The CEO of German industrial giant Thyssenkrupp today announced his resignation, just days after he hailed the "historic" merger of the company's steelmaking business with Tata Steel.
In a move that came as a surprise, the company announced that Heinrich Hiesinger has asked the Supervisory Board of the company to end his mandate as Chief Executive Officer of Thyssenkrupp AG "in mutual agreement".
Hiesinger said: "Today I informed the Supervisory Board that I would like to step down from my position as CEO of Thyssenkrupp. I take this step very consciously to enable a fundamental discussion in the Supervisory Board on the future of Thyssenkrupp. A joint understanding of Board and Supervisory Board on the strategic direction of a company is a key pre-requisite for successfully leading a company, he said.
He added: "The joint venture of our steel activities with Tata is the next significant step to turn Thyssenkrupp into a strong industrial company. We can be proud of what we achieved until now.

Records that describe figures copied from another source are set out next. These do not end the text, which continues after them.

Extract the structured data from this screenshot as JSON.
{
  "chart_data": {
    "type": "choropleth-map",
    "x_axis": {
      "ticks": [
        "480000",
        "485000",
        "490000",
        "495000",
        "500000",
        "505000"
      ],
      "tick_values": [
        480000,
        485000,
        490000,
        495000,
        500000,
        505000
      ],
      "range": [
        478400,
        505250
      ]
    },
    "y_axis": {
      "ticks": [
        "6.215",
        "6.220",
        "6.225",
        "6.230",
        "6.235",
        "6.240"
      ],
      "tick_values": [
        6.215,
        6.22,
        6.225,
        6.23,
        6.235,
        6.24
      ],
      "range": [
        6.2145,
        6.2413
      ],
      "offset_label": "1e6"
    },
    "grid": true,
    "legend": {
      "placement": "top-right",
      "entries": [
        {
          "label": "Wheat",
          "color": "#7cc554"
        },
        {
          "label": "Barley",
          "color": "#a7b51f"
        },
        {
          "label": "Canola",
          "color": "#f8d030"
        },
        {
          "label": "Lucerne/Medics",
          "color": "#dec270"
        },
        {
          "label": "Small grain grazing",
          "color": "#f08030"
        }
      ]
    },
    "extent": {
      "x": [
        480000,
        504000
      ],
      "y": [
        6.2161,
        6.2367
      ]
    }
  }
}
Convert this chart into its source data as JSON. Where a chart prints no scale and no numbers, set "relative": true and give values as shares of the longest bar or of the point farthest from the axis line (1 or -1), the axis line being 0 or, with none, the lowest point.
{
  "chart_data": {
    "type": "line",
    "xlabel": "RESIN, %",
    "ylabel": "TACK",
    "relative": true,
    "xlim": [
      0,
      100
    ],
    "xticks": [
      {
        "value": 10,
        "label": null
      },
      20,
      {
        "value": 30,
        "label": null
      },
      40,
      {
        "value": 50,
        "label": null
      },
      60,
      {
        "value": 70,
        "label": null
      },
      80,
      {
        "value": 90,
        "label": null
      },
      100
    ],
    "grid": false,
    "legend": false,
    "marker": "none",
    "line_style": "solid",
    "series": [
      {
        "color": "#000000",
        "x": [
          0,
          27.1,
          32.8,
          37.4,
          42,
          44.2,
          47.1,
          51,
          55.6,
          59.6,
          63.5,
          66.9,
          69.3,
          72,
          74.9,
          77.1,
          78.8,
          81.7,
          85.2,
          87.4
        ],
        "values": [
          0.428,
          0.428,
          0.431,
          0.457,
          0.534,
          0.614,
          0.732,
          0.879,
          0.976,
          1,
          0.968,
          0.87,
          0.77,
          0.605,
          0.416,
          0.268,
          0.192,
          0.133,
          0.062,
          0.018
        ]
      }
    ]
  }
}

For this I would like to thank all employees. They are the most valuable capital of Thyssenkrupp. Tata Steel's 50-50 joint venture with Germany's Thyssenkrupp has created Europe's second-largest steel company after Lakshmi Mittal's ArcelorMittal.
The JV combines the European steel businesses of the Indian steel major with the German firm to create Thyssenkrupp Tata Steel BV. The new steel company will have a total workforce of 48,000 employees spread across 34 sites.
Prof Ulrich Lehner, chairman of the supervisory board, praised the outgoing CEO and said that the Board, under the leadership of Hiesinger, has freed Thyssenkrupp from an existential crisis and made the company ready for the future by implementing the strategy which was agreed by the Supervisory Board.
Without Heinrich Hiesinger there would be no Thyssenkrupp today. I am deeply grateful for what he achieved and especially for how he achieved this: intelligent, modest, consistent; with far-sightedness and social responsibility and always in the interest of our customers, employees and shareholders, he said.
The Supervisory Board will meet tomorrow to discuss and decide on the request of Heinrich Hiesinger, Thyssenkrupp said.